Journal of Aircraft book cover

A Filippone
Journal of Aircraft
Sep 2007

This paper solves the problem of steep descent of jet-powered transport aircraft. The cases considered involve a continuous descent approach. Steep descent is interpreted as a flight path with glide slope up to 5.5 degrees. Several requirements are discussed in detail; these include safety limits, stall control and noise emission. First, parametric analysis of the aerodynamic coefficients are shown to indicate where existing aerodynamic data would fail to achieve a steep descent. Second, flight trajectories are calculated as a two-value boundary value with constraints on the terminal descent rate, on the air speed, and the lift coefficient. The effects of landing weight, starting altitude, and a relax on the terminal constraint are simulated. Third, parametric changes in the aerodynamic polar and drag are proposed to accommodate changes required in the flight controls. Fourth, a noise model of the aircraft is presented, and calculations are performed at the reference flight paths to verify whether the overall sound pressure level at a reference point (FAR Part 36) is below the noise at the nominal flight path.
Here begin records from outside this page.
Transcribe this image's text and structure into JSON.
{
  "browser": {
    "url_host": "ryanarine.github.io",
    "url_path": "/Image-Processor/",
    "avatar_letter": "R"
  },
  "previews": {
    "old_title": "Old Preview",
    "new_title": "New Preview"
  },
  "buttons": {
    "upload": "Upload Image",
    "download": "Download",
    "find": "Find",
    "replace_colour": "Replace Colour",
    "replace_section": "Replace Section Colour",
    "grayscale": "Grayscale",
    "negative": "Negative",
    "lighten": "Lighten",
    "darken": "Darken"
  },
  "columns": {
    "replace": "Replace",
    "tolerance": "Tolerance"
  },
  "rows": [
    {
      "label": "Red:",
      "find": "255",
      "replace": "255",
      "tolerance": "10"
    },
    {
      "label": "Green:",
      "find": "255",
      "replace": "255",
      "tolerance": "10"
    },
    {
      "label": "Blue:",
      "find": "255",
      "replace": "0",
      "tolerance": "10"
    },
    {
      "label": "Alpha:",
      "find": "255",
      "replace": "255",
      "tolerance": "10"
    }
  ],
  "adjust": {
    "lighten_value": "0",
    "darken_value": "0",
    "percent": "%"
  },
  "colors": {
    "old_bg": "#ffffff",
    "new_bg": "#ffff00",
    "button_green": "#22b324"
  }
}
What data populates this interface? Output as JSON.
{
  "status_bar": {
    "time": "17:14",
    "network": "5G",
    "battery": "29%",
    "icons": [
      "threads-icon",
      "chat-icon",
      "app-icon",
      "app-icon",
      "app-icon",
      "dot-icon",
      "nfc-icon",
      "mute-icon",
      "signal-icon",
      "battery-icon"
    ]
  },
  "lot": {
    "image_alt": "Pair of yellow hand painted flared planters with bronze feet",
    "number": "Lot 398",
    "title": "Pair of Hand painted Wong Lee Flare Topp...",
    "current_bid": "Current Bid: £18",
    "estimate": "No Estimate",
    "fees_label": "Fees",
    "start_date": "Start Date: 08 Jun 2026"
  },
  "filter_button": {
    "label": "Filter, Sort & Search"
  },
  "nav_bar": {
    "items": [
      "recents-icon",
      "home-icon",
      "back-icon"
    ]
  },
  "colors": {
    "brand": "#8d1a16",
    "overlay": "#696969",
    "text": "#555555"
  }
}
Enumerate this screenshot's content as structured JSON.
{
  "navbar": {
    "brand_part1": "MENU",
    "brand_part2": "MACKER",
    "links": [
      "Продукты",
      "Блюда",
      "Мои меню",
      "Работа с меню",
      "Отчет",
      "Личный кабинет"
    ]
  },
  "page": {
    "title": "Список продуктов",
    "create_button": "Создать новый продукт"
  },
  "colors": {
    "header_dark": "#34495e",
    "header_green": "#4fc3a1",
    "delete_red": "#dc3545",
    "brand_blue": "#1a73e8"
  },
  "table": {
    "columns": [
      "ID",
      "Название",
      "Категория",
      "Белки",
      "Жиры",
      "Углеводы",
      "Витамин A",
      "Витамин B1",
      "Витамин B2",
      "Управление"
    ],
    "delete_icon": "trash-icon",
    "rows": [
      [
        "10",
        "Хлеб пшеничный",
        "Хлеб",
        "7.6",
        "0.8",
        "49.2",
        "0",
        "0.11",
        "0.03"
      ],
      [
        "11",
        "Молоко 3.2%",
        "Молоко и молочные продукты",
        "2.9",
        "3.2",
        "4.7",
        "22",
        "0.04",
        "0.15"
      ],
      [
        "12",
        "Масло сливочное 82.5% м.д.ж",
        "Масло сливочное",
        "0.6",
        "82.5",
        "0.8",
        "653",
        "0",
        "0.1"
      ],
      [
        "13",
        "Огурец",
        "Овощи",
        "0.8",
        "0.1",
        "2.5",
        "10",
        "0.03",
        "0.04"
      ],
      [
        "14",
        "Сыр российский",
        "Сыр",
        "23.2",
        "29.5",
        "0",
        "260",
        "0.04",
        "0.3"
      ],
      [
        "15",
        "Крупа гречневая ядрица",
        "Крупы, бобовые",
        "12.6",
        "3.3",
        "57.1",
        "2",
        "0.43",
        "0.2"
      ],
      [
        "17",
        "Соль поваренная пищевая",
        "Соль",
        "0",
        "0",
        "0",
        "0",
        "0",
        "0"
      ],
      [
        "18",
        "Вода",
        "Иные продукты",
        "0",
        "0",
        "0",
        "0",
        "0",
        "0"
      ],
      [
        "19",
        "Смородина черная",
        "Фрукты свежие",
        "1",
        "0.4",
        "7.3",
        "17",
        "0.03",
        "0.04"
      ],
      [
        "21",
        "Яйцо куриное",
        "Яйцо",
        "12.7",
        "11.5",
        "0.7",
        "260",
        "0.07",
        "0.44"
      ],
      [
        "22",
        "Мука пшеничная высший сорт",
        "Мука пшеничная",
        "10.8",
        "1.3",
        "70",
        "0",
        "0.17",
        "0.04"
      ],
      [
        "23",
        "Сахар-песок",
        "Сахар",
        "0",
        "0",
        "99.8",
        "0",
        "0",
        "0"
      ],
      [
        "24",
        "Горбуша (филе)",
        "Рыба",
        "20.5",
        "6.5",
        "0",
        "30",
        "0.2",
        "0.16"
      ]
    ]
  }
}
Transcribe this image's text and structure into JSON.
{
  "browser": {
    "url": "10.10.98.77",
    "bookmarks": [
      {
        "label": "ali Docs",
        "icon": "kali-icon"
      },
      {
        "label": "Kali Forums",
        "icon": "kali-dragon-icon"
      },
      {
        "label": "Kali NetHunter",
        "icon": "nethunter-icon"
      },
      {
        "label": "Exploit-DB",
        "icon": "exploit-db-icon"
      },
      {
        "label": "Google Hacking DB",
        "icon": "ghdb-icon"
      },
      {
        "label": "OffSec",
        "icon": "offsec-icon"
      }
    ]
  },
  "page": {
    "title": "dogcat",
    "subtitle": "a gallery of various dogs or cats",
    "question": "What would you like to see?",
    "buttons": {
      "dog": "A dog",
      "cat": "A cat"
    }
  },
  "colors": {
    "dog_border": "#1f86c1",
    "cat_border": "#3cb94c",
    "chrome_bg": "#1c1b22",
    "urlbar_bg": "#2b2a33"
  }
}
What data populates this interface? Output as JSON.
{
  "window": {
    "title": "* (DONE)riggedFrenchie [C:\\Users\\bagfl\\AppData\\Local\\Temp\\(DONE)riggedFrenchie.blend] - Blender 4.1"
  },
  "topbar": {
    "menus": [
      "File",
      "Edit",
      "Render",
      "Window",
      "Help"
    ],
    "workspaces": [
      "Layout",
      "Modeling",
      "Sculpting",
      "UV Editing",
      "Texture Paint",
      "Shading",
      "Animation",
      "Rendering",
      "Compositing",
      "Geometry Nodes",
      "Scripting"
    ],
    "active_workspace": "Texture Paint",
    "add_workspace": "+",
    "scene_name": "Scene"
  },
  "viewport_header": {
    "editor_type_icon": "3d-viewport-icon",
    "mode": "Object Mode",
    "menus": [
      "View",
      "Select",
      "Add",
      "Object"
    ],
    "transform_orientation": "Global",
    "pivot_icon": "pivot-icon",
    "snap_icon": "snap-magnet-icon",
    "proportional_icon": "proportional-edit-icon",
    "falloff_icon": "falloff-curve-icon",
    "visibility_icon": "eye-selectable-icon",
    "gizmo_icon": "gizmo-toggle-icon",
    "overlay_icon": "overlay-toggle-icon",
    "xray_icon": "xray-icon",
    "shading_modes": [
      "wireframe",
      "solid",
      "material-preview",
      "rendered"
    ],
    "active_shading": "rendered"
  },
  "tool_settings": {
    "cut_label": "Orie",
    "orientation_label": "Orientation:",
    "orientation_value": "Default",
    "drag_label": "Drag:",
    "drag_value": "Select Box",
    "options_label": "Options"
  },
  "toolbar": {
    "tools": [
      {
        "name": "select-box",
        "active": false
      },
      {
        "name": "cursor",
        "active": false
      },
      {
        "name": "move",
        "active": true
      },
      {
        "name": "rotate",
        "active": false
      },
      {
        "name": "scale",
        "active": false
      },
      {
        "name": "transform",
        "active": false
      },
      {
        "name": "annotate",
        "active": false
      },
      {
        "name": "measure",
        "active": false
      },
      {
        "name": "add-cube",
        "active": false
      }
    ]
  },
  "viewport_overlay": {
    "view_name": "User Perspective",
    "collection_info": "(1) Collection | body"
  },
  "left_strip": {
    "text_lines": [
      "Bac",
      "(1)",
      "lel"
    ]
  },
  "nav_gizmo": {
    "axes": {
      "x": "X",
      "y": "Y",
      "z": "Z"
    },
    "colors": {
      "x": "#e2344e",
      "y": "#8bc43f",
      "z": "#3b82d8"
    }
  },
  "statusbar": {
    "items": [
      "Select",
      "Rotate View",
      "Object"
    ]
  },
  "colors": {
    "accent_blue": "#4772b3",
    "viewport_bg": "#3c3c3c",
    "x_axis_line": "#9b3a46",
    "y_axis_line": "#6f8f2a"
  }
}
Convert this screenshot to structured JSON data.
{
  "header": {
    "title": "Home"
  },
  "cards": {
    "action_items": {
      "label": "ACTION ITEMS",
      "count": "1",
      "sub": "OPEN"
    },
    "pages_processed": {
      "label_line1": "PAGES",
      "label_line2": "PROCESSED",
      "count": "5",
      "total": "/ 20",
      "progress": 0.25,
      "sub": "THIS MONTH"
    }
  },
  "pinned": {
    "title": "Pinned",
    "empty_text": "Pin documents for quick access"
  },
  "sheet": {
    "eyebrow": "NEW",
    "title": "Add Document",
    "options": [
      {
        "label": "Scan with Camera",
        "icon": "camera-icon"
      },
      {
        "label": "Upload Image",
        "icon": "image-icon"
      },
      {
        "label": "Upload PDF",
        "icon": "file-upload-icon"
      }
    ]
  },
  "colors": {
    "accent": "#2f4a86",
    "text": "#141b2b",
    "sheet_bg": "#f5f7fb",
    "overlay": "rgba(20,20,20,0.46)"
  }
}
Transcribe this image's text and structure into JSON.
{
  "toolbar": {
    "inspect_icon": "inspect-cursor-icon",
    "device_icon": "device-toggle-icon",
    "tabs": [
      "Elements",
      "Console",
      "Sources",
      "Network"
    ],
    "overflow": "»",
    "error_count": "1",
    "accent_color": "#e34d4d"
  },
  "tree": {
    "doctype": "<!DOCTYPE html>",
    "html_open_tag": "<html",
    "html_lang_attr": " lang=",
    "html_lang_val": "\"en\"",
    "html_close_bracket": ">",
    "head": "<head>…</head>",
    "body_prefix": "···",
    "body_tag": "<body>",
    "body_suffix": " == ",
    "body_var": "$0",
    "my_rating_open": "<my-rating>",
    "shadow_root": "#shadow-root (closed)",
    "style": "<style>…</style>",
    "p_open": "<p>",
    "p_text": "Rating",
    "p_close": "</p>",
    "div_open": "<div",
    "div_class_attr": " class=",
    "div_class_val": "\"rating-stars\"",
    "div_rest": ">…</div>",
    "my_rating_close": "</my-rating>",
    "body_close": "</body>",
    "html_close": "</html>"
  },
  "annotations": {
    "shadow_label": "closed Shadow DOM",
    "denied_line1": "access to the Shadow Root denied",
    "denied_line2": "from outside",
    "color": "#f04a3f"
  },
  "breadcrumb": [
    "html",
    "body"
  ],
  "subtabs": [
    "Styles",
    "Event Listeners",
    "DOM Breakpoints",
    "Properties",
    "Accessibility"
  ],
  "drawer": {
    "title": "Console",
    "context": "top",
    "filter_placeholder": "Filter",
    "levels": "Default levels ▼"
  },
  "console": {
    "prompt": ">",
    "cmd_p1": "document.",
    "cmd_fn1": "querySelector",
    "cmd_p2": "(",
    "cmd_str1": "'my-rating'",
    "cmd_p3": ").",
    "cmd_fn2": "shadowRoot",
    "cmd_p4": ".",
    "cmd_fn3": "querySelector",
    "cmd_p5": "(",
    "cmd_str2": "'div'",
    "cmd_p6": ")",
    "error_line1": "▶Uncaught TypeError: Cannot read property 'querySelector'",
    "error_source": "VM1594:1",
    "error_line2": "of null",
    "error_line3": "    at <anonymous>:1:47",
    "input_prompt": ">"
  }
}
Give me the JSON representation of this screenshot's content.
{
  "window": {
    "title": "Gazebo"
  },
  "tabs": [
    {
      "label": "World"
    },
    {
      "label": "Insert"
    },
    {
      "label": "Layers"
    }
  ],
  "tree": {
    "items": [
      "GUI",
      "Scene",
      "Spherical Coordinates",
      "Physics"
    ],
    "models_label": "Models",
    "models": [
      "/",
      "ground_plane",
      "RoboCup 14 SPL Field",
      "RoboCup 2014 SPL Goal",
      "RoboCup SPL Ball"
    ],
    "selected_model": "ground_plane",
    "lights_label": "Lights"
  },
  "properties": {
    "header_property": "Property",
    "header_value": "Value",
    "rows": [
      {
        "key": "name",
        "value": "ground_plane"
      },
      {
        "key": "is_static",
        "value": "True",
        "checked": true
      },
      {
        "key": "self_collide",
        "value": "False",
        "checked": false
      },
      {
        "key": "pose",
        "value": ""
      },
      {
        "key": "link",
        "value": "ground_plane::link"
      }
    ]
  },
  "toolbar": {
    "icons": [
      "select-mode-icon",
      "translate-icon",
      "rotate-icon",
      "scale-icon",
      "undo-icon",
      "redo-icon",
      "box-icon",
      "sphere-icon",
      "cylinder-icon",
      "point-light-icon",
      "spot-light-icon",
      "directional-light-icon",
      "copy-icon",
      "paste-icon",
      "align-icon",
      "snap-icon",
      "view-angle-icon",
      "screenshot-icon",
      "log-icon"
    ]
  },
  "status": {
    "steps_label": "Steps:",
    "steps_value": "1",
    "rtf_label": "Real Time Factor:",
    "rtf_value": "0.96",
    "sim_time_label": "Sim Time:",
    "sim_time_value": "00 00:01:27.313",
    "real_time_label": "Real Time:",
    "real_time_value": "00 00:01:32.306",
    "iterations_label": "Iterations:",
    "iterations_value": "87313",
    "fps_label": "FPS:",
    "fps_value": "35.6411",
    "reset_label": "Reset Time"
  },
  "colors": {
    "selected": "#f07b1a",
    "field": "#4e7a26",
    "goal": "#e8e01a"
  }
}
The aircraft simulated is the Airbus A-310-200 with CF6-80C2 engines. It is concluded that: 1.) the highest descent angle for this aircraft is about 4 to 4.5 degrees; 2.) a steeper descent can be achieved with an increase in both the maximum lift and the zero-lift drag, with the condition that C_D/C_L^1.5 also increases; 3.) noise is reduced by up to 6dB, mostly due to the larger distance from the receiver; 4.) the maneuver time is reduced by up to 60 seconds.